Lowdown: In one sense, Tottenham regressed last season, taking fewer points, scoring fewer goals and conceding more.
In another, they over-performed, punching above their financial weight to expel Chelsea and Arsenal from the Uefa Champions League places.
Their rise was reflected when they had the most players in the World Cup semi-finalists’ squads and contributed the most goals in the tournament.
Now they return to a rebuilt White Hart Lane, looking to repeat their remarkable home form at the old ground – 53 points from 57 in 2016-17 – but with the complication that a team who can be slow starters have five of their first seven games on the road.
Key player: Harry Kane – The World Cup Golden Boot winner has scored 76 goals in his last two seasons for Spurs, even if he is famously barren in August. The difficulties of first Vincent Janssen and then Fernando Llorente, the strikers signed to understudy him, show Kane's significance.
Manager: Mauricio Pochettino – Signed a new five-year deal in May, just before the Real Madrid job became vacant. Tottenham kept the man who, with three consecutive top-four finishes, is their greatest manager in the league since the legendary Bill Nicholson. But with every year, the talk of the need for a trophy grows louder.
Talking point: Will Spurs' lack of signings cost them? One of Pochettino's great feats has been to improve the players at his disposal.
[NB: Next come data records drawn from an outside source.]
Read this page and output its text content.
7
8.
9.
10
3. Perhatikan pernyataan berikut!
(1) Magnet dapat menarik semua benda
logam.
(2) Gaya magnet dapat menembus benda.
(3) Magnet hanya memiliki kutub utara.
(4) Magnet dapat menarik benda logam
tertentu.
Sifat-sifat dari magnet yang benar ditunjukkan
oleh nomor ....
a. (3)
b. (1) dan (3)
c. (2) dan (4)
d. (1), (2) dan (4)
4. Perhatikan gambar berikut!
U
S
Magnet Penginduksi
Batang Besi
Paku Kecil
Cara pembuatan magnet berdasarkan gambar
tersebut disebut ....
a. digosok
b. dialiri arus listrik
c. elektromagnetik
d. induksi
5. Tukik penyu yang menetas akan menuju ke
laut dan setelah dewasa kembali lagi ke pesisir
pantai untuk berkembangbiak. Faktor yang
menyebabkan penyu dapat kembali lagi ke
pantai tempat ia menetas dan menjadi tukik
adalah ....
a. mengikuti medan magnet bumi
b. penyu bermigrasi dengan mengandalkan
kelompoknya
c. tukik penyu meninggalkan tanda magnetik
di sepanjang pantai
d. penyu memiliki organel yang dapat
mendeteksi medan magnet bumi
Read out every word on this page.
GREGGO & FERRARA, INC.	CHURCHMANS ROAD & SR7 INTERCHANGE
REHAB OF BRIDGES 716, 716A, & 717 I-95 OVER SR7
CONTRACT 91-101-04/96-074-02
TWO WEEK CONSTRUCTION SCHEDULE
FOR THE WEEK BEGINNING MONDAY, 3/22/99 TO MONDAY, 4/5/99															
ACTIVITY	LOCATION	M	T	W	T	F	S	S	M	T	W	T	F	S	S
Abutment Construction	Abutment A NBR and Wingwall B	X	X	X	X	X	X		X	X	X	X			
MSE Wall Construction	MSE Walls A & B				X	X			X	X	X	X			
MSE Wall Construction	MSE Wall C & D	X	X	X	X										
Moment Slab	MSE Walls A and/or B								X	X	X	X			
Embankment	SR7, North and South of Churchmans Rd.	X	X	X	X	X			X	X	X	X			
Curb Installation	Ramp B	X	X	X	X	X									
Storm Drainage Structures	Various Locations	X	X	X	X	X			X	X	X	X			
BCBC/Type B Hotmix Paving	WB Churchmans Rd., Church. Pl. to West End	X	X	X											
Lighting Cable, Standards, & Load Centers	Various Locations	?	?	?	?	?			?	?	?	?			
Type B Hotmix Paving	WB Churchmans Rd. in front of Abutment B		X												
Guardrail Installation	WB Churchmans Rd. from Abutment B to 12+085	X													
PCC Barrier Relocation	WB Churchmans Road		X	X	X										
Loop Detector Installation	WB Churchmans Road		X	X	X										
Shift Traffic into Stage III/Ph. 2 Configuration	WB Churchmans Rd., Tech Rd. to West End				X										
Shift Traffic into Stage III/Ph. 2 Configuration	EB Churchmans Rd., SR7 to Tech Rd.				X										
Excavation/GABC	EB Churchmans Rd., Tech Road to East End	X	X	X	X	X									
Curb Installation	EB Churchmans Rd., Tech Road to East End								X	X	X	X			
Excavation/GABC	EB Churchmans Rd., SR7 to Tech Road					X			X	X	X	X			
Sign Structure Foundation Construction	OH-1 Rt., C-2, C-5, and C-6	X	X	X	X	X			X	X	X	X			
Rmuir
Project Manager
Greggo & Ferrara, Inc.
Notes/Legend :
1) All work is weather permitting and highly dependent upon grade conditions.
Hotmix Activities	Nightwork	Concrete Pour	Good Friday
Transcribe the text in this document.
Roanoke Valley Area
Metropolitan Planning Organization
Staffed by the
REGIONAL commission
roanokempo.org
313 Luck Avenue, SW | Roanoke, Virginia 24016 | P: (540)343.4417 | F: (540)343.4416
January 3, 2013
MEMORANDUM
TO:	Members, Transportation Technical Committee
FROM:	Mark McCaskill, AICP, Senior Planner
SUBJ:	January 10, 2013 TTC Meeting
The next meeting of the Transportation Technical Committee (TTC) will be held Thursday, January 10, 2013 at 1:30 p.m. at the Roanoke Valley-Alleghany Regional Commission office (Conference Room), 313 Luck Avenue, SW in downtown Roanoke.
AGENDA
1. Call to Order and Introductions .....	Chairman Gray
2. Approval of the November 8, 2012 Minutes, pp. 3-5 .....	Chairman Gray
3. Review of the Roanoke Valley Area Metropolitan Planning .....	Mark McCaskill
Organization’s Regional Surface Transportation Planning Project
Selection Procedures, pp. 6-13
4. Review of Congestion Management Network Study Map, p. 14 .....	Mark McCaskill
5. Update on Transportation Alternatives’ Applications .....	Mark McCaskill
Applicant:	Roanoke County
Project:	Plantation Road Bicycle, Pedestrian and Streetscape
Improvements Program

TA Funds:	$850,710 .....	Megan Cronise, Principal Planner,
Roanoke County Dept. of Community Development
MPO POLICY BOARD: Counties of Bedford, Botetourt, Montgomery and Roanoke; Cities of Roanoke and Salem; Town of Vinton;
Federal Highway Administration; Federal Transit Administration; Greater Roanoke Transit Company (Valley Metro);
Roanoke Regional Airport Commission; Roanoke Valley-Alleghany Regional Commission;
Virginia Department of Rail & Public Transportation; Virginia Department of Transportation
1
But with much the smallest wage bill and net spend of the top six, his is an uphill task that seems to get ever steeper.
While Jack Grealish may yet join, 18 other clubs had made a signing before Spurs.
It had seemed that Toby Alderweireld would leave and other defenders arrive, but Pochettino has been left in limbo, without reinforcements and facing the annual task of having to coax still more from his current charges just to keep up with their peers.